The best thing about NLP is the way in which one can covertly weave it to an everyday focus and conversation and spin it into something more resourceful. You can talk to people and be NLPing them, without them even knowing it is happening.
I was out with a friend of mine in Hertfordshire, North London who had recently separated from her boyfriend. We knew that on this particular evening out, there was the possibility of bumping in to the ex-boyfriend so she was in a bit of a wound-up state. As we sat with our bottle of wine in the pub, a song came on in the background as my friend began to tune into it aware of the familiarity of it, she started to cry. Through the blubs and wales she explained that it had been their song – her and the ex-boyfriend’s and that she still loved him so much. It’s a good job I’m an NLP therapist and not a counsellor because sympathy just isn’t my thing. I reached over and touched her on the shoulder and said “It’s all going to be fine and I am sure he was an idiot anyway.”

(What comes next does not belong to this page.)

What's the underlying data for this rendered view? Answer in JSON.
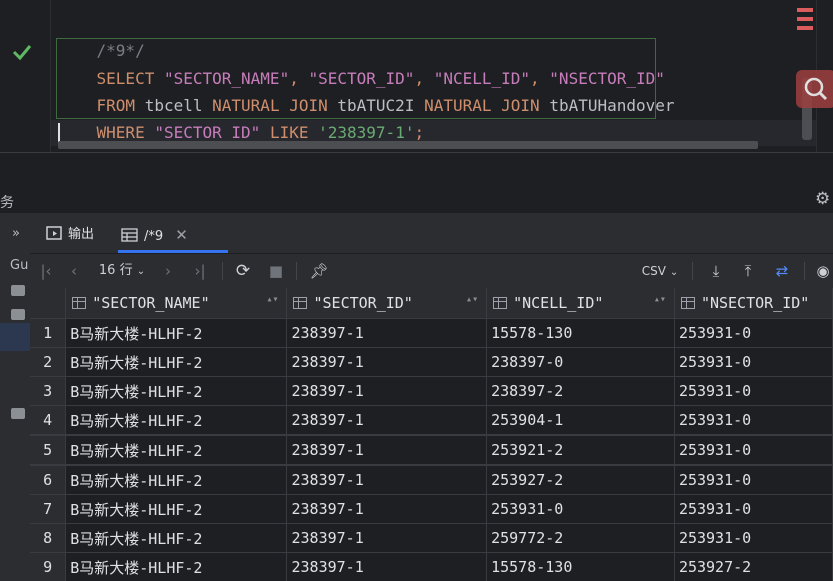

This was closely followed by a snot-filled rage in which she exclaimed how she couldn’t believe how he had treated her, how could he do this etc and how much she hated him.
When this stage kicked in I quickly withdrew my comforting hand. Those of you who know NLP would have identified that I had accidentally anchored her melancholy state to her shoulder. You might think this was a bad thing. The truth is it would have been if I had not utilised it resourcefully later on. Really, I should skip the part where I tell you that this all happened by accident, and make out this entire event happened completely on purpose as a result of my marvellous skill set, but that wouldn’t be totally true!
Later on, we went to a Hertfordshire night club and guess who showed up? At this moment in time, there were several reactions she could have gone for and I thought she might go for blubbering wreck but to my surprise and his she launched into straight into snot-filled rage.
As she catapulted herself towards him, I spotted an expression in his face. In NLP we like to be very clear about the difference between a sensory observation and a hallucination. A hallucination is when you think you know what you have seen in the other person. The sensory based observation of the ex-boyfriend was this: His eyes widened. His jaw lowered. His skin tone became more pale. His forehead began to sweat. He became short of breath. The hallucination of what I saw, I will call ‘man having fear of ex-girlfriend’.
At this moment I grabbed her shoulder, yes, the same one as earlier and said something like: “I know that this isn’t the real feeling you are feeling towards him, isn’t it?” The snot-filled rage fizzled and vanished and the melancholy of earlier returned, though without the crying.
They had a conversation about staying friends and it was all okay. When she popped to the loo a little later he came over and spoke to me. He said: “I have no idea what strange therapy you did to her but you did something. She was ready to kill me and you diffused her somehow. How did you do that?”
At that point I realised what I had done. I realised I really could help others using NLP.